Shuttleworth applied the “Page 99 Test” to her new book, In Quest of a Cure: Literary and Medical Cultures of the Health Resort, and shared the following:
On page 99 we encounter Robert Louis Stevenson as a young man – an aspiring writer, but in ill- health. He was delighted when he was ordered by his doctor to spend the winter in Menton on the French Riviera, and explicitly without his over-anxious parents. On arrival, his elation turns to despair as his body refuses to obey his commands – he fears he may be dying. On moving hotels, however, his spirits lift when he meets a Russian child, ‘a little polyglot button of a three year old’ who initially pronounces him to be a mädchen (or girl) due to his long hair. He is soon spending all his time with her and her family, playing games, and at one point spending an entire afternoon ‘washing Nellie’s dolls with her’.

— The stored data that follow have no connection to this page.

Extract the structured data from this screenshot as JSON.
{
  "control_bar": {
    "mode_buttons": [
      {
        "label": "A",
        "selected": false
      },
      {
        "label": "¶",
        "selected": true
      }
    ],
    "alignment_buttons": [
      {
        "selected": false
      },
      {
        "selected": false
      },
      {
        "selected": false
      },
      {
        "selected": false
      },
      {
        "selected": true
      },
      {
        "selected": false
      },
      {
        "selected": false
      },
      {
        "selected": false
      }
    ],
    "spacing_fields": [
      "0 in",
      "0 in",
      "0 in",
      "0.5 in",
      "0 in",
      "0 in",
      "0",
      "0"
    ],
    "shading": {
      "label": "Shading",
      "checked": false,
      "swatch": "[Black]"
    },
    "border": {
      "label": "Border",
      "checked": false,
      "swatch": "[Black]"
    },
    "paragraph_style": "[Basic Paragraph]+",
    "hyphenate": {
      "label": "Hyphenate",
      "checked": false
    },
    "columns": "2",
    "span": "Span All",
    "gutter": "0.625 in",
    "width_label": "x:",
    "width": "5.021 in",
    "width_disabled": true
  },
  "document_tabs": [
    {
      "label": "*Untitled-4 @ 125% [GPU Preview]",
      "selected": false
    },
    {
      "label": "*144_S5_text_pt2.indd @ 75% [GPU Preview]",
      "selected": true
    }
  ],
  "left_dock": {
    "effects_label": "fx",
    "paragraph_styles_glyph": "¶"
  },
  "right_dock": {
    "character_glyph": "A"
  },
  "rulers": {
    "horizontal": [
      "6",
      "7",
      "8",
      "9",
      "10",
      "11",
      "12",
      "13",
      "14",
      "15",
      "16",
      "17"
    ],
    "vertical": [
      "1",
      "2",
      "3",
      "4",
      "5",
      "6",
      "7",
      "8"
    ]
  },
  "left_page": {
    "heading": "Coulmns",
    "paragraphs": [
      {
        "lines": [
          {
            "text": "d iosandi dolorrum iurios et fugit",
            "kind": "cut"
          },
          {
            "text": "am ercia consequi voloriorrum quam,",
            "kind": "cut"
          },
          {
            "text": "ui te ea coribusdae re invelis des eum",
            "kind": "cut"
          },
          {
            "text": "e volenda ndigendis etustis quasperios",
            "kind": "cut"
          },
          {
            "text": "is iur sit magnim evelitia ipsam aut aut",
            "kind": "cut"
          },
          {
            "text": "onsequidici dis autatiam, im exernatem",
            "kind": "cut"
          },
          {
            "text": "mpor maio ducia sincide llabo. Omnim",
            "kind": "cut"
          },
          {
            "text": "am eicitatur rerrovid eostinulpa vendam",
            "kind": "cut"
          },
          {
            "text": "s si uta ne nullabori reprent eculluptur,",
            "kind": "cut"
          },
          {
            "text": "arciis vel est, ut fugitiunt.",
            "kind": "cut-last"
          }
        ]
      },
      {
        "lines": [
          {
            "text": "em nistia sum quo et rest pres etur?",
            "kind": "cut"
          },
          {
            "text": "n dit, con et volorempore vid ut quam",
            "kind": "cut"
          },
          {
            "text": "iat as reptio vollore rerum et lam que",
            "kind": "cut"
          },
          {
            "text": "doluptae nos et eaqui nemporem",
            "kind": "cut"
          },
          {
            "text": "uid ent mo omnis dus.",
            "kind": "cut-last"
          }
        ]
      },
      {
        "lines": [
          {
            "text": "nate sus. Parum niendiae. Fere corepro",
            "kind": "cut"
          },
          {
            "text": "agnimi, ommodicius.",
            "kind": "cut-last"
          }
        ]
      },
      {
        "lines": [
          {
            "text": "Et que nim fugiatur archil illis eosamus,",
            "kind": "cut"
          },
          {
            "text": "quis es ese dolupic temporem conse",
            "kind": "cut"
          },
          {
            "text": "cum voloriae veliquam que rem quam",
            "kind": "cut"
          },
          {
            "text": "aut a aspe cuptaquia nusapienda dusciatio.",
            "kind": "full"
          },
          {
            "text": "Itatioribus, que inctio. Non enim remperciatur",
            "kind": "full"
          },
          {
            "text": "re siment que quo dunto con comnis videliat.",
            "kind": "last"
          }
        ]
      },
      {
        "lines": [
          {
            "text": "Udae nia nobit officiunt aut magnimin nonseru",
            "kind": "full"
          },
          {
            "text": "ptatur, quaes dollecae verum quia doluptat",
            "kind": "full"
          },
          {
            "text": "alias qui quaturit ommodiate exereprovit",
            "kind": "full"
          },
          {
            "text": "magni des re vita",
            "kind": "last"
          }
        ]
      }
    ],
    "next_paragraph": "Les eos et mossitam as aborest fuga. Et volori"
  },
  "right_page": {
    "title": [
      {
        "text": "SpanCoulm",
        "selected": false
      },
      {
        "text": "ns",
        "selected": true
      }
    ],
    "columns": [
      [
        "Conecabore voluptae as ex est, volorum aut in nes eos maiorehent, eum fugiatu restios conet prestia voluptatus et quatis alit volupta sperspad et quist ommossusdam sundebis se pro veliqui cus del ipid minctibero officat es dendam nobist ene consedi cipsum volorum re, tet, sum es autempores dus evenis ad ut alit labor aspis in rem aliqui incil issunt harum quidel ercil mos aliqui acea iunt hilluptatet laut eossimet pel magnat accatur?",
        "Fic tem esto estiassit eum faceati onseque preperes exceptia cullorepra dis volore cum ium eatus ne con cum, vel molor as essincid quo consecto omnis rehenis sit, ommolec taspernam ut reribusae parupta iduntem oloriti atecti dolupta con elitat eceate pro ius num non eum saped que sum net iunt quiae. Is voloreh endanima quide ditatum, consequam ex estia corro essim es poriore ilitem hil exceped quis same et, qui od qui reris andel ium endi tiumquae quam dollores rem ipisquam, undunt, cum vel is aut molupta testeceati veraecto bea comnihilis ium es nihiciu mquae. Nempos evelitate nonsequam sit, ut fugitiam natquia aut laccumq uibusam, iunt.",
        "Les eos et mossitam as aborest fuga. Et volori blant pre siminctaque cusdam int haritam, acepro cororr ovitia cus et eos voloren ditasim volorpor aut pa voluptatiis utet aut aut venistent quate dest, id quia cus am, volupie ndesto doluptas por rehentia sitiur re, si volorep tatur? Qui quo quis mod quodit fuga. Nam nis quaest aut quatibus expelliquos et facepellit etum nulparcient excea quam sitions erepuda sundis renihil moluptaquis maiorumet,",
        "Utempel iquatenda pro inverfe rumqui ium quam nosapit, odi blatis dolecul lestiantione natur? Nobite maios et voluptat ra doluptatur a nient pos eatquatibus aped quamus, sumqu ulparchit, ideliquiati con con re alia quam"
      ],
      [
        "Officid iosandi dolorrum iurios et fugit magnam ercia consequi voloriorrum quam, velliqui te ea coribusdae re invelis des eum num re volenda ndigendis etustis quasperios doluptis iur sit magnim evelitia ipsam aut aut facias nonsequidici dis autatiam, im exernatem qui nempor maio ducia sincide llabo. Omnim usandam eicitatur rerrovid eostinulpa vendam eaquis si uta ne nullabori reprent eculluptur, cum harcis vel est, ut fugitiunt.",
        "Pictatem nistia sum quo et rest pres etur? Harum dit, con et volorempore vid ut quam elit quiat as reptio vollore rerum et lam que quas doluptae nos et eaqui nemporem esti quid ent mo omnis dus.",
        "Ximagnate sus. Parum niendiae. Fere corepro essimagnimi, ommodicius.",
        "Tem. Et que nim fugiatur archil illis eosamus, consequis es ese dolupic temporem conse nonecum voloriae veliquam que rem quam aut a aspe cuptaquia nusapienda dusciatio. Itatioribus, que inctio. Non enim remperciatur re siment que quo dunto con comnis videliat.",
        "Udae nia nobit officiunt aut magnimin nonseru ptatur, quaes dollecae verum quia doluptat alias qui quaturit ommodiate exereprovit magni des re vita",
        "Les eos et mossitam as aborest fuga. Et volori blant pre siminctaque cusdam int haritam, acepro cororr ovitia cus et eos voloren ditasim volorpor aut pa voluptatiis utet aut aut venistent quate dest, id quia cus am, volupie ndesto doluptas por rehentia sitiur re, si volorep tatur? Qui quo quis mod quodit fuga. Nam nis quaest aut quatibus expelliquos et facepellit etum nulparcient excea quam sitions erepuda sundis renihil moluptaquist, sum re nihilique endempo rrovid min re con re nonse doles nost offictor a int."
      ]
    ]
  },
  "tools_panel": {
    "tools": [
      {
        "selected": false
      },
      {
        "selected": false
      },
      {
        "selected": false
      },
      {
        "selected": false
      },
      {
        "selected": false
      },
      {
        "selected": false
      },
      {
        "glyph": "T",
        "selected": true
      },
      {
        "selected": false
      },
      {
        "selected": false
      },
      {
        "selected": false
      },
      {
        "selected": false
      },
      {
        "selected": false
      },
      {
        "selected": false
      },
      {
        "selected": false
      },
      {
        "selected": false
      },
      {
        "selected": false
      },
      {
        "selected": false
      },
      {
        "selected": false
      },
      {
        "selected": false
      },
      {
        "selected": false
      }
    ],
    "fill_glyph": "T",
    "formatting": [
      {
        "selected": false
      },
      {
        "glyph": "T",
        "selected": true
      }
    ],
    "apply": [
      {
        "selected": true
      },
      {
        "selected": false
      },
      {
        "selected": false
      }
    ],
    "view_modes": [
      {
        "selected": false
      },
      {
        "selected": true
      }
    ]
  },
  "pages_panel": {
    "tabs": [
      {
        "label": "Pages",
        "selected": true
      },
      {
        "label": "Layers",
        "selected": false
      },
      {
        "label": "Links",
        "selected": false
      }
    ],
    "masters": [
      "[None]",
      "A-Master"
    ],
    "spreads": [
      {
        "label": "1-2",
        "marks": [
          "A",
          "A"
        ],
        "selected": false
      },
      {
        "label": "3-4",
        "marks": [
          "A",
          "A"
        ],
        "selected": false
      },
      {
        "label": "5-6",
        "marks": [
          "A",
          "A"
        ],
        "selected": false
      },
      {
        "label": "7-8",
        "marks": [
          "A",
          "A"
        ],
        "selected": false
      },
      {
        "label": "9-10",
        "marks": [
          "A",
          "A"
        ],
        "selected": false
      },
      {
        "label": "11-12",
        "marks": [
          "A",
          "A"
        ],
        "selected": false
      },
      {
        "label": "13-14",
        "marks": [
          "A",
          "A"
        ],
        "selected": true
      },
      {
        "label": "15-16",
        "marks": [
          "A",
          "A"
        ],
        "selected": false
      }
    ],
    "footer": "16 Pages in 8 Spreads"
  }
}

Stevenson’s ‘delight in children – their joy in life, their creativity and imaginative seriousness – which emerges in much of his later work stems from this period. Later that year he publishes ‘Notes on the Movements of Young Children’ which uses Nellie’s dancing to analyze why we find the somewhat graceless movements of young children so lovable. The attraction, he suggests, is in sympathy, as you ‘see her struggling to find expression for the beauty that was in her against the inefficacy of the dull, half-informed body’. Stevenson is fascinated by what he sees as ‘this war of intelligence against the unwilling body’. He aligns the position of the child, struggling to express herself, with that of the invalid, and also the artist. The page concludes: ‘The child is thus a figure for both the invalid and the artist, and in her sheer joy in life, and determination to overcome the limitations of her body, she clearly became for Stevenson a model for how to transcend the confinement of an invalid identity.’

I was delighted to find that page 99 is an excellent entry point for the book. In Quest of a Cure pursues the lives and writings of various invalids sent into medical exile in Europe by their doctors, roughly in the period 1860-1930, and this example illustrates how closely medical experience and literary writing were intertwined. The findings were often unexpected – in this case, Stevenson’s alignment of the young child, artist, and invalid. Much of the book looks at a period before sanatoria emerged, when invalids lived largely in hotels, and moved around freely; they also often brought their families with them. One theme that emerged during the writing of the book was the position of children in these resorts, accompanying their parents, or indeed suffering themselves. Such strange lives they lived: joyful, and cosmopolitan, as we saw on page 99, but also framed by the presence of disease and death.

Stevenson is one of the various invalids I look at who visited both Menton, and its subsequent, snowy, counterpart, Davos, in the Swiss Alps, where walks on the beaches and into the hills were replaced by vigorous skating and tobogganing, which Stevenson adored. When he arrived in Davos, he was accompanied by his new wife, Fanny, and stepson Lloyd. Lloyd later recalled that he had enjoyed his time in Davos ‘the tobogganing, the skating, the snow-balling’, yet it was a place where ‘half the population … were coughing away the remnants of life’. Stevenson himself became almost as famous for being an itinerant invalid as for his writings, as this 1955 advert for Guinness suggests:
The book follows Stevenson from Menton and Davos, to Bournemouth, and Saranac Lake in NY State, before his subsequent voyages to the South Seas and Samoa (accompanied by his family and redoubtable, widowed mother).

Stevenson is only one of many travellers for health in the book. Others include John Addington Symonds (who made full use of the sexual freedom afforded by his move to Davos), the artist Aubrey Beardsley, and in the twentieth century, Katherine Mansfield and Thomas and Katia Mann. By focusing on two resorts, Menton and Davos, I am able to explore the intersections of lives in these self-declared ‘English Colonies’; the changing patterns of treatment, from balmy seaside to snowy Alps, and from hotels to sanatoria; and the highs and lows of medical exile, for patients, their carers, and their families.